The variables to the problem are given as
R = Resident applicants
NR = Non-resident applicants
P = number of permits
L = Non-resident permit limit
Calculating the odds is simple in several situations, such if L > NR. The scenario I am unable to solve is when NR > L and (R+NR) > P.
For example, say we have 5 resident applicants, 3 non-resident applicants, 5 permits and a non-resident limit of 1. The non-resident limit does not mean that 1 non-resident must draw, it simply means that no more than 1 of the permits can be given to a non-resident. I am trying to determine the odds that an individual resident has of drawing a permit and the odds of an individual non-resident has of drawing a permit.

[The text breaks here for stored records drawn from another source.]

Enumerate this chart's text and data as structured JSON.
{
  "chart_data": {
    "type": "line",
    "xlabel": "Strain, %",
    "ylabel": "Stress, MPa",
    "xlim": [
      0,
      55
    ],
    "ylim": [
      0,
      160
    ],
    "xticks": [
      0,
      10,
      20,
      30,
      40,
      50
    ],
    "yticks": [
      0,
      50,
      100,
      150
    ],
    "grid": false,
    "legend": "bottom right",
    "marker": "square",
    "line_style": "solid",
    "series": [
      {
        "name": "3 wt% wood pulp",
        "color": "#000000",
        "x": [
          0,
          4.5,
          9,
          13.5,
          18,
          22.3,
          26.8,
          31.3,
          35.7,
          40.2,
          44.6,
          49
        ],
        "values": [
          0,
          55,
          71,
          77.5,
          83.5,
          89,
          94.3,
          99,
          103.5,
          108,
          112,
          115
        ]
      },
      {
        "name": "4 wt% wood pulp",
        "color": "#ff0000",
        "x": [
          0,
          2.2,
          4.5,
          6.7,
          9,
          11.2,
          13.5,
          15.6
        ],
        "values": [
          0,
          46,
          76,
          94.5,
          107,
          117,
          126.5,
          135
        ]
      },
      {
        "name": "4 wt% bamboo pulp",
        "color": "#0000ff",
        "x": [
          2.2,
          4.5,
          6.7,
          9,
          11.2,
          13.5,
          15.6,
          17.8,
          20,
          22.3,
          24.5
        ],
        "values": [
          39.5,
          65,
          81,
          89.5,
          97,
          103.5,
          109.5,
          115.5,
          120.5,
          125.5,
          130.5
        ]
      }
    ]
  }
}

In this example, we have 8 total applicants and there will be 5 permits given out. Lets say that the 5 resident applicants are given a unique number on a chip, say 1, 2, 3, 4, 5; the 3 non-resident applicants are also given a unique number on a chip, say 6, 7, 8.
We now put the chips in the urn and randomly draw chips until the 5 permits have been given out. If we draw a non-residents chip first, then a permit is given to that non resident (we now have 4 permits left) and the non-resident quota of 1 has been reached. On the second draw, if we should again draw a non-resident chip, we set it aside, we do not allocate one of the permits for this non-resident since the non-resident quota has been met, and we draw again. We continue this process until all 5 permits have been allocated.
To clarify, there is a small possibility that no non-residents will receive a permit (such as when we draw 1,2,3,4,5 in that order). There is also a possibility that it takes 7 draws before all permits have been allocated (such as when we draw 6,7,8,1,2,3,4 in that order). I’m not interested in these probabilities, I’m only interested in the probability of applicant #1 receiving a permit and the probability of applicant #6 receiving a permit.
I’ve written a permutation generator program which calculates all permutations (8! for this example). I then apply the constraints to each permutation and count the results. This brute force approach works, but it isn’t sufficient since the actual number of applicants can reach the thousands.